[Zope] Re: [Zope-dev] Zcatalog bloat problem (berkeleydb is a solution?)

25 Jun 2001

      Giovanni Maruzzelli wrote:
...
Hello Zopistas,
we are developing a Zope 2.3.3 (py 1.5.2) application that will add, index
and reindex some tens of thousands
objects (Zclass that are DTMLDocument on steroids) on some twenty properties
each day, while
the absolute number of objects cataloged keeps growing (think at content
management for a big
portal, where each day lots of content are added and modified and all the
old content remains as a
searchable archive and as material to recycle in the future).
This seems for some aspects a task similar to what Erik Enge impacted couple
a weeks ago.
We first derived from CatalogAware, then switched to manage ourselves the
cataloging - uncataloging - recataloging.
The ZODB still bloat at a too much fast pace.
***Maybe there's something obvious we missed***, but when you have some
4thousands object in the catalog, if you add and catalog one more object
the ZODB grows circa a couple of megabyte (while the object is some 1 k of
text, and some twelve boolean and datetime and strings properties). If we
pack the ZODB, Data.fs returns to an almost normal size (so the bloat are
made by the transactions as tranalyzer.py confirms).
Any hints on how to manage something like?
We use both textindexes, fieldindexes, and keywordsindexes (textindex on
string properties, fieldindexes on boolean and datetime, keywordindex on
strings). Maybe one kind of indexes is to be avoided?
Erik, any toughts?
We are almost decided to switch to berkeleydb storage (the Minimal one) to
get rid of the bloating, we are testing with it, but it seems to be
discontinued because of a lack of requests.
Any light on it? Is it production grade?
Giovanni,

I experienced similar problems trying to catalog ·~200000 objects with
~500 MB text. Using CatalogAware objects will indeed lead to a "really
fat" data base, and using the "find objects" for a ZCatalog requires
considerable resources.

A text index (more precise: the class UnTextIndex) works, as far as I
understood it, this way:

1. The method UnTextIndex.index_object splits the text into single
words, using the method [Globbing]Lexicon.Splitter. 
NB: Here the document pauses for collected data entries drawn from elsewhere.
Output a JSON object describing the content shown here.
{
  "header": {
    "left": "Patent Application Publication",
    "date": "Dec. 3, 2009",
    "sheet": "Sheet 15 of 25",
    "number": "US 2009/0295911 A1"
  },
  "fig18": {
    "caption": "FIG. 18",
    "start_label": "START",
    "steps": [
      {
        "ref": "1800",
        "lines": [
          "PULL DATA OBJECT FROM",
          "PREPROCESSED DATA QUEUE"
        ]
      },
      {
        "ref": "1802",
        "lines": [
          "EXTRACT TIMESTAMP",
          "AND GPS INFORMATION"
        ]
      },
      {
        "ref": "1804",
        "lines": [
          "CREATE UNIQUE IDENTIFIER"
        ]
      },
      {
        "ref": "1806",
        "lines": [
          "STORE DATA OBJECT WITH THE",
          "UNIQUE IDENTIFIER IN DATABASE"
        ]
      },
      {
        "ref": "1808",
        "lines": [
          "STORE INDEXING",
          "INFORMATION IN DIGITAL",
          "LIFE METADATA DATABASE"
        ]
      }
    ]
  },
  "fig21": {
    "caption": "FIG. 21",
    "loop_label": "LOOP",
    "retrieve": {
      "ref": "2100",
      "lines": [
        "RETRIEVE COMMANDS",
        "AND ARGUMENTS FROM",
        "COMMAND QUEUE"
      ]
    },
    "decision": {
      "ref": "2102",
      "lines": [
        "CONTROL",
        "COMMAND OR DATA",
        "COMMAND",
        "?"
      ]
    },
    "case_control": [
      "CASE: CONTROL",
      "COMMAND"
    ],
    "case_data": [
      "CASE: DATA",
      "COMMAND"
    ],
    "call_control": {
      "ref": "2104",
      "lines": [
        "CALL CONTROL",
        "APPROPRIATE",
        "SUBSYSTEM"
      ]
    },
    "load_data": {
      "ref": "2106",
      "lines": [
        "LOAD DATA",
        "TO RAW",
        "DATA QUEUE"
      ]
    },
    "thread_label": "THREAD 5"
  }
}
2. UnTextIndex.index_object looks up the wordID (an integer) of each
word in the lexicon. If a word is not yet listed in the lexicon, it is
added to the lexicon. 

3. All wordIDs are inserted into self._index, which maps wordIDs to the
list of documents containing this word.

4. The "unindex" BTree , which maps the documentIds to the the list of
all words appearing in an document is updated.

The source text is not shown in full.